Justizminister Kutschaty garantiert Standort Hövelhof

2. Mai 2013 | Themenbereich: Nordrhein Westfalen, Strafvollzug | Drucken

Aus Anlass der Jahrestagung der Arbeitsgemeinschaft der Leiter der Jugendstrafanstalten und der Besonderen Vollstreckungsleiter in Deutschland, die derzeit in Hövelhof stattfindet, sprach Justizminister Kutschaty nicht nur mit Anstaltsleitung und Beirat, sondern auch mit dem Personalrat der JVA Hövelhof. Und er hatte für die Kolleginnen und Kollegen eine positive Nachricht im Gepäck, mit der er die seit gut einem Jahr andauernden Spekulationen über den weiteren eigenständigen Bestand dieser Vollzugseinrichtung beendete. Der Justizminister erklärte, sein Ministerium sei zu der Überzeugung gelangt, dass eine Fusion mit einer anderen Einrichtung keinen Sinn mache. Mögliche Synergieeffekte seien gering, zumal dafür das Risiko eingegangen werden müsse, die erfolgreiche Arbeit in Hövelhof zu beschädigen.
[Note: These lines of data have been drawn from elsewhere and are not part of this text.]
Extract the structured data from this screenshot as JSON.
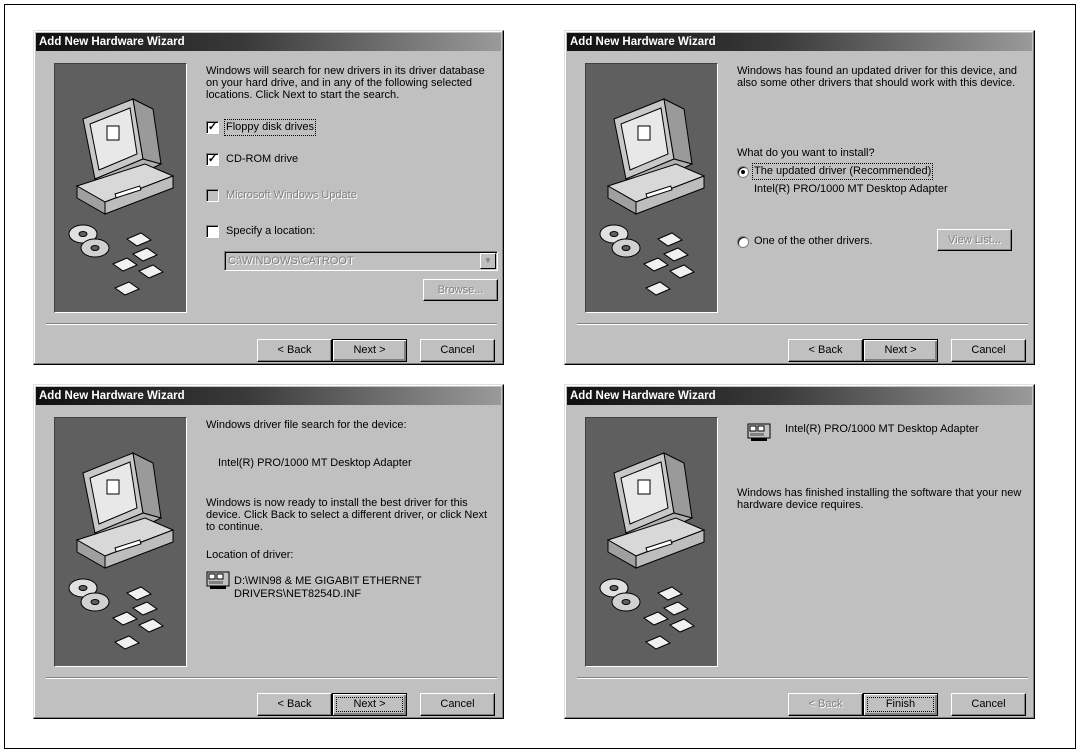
{
  "wizard_title": "Add New Hardware Wizard",
  "buttons": {
    "back": "< Back",
    "next": "Next >",
    "cancel": "Cancel",
    "finish": "Finish"
  },
  "search_step": {
    "intro": "Windows will search for new drivers in its driver database on your hard drive, and in any of the following selected locations. Click Next to start the search.",
    "options": [
      {
        "label": "Floppy disk drives",
        "checked": true,
        "enabled": true
      },
      {
        "label": "CD-ROM drive",
        "checked": true,
        "enabled": true
      },
      {
        "label": "Microsoft Windows Update",
        "checked": false,
        "enabled": false
      },
      {
        "label": "Specify a location:",
        "checked": false,
        "enabled": true
      }
    ],
    "location_value": "C:\\WINDOWS\\CATROOT",
    "browse_label": "Browse..."
  },
  "choose_step": {
    "intro": "Windows has found an updated driver for this device, and also some other drivers that should work with this device.",
    "question": "What do you want to install?",
    "option_updated": "The updated driver (Recommended)",
    "device_name": "Intel(R) PRO/1000 MT Desktop Adapter",
    "option_other": "One of the other drivers.",
    "view_list_label": "View List..."
  },
  "ready_step": {
    "heading": "Windows driver file search for the device:",
    "device_name": "Intel(R) PRO/1000 MT Desktop Adapter",
    "message": "Windows is now ready to install the best driver for this device. Click Back to select a different driver, or click Next to continue.",
    "location_label": "Location of driver:",
    "driver_path_line1": "D:\\WIN98 & ME GIGABIT ETHERNET",
    "driver_path_line2": "DRIVERS\\NET8254D.INF"
  },
  "finish_step": {
    "device_name": "Intel(R) PRO/1000 MT Desktop Adapter",
    "message": "Windows has finished installing the software that your new hardware device requires."
  }
}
Justizminister Thomas Kutschaty gab jetzt eine Bestandgarantie für die JVA Hövelhof.

Damit sind jene Spekulationen vom Tisch, die die Hövelhofer Kolleginnen und Kollegen in den zurückliegenden Monaten so sehr verunsichert haben. Speziell genährt wurden die Gerüchte durch sinkende Belegungszahlen und den geplanten Verkauf des Verwaltungsgebäudes der Hövelhofer Vollzugseinrichtung durch den Bau- und Liegenschaftsbetrieb NRW (BLB).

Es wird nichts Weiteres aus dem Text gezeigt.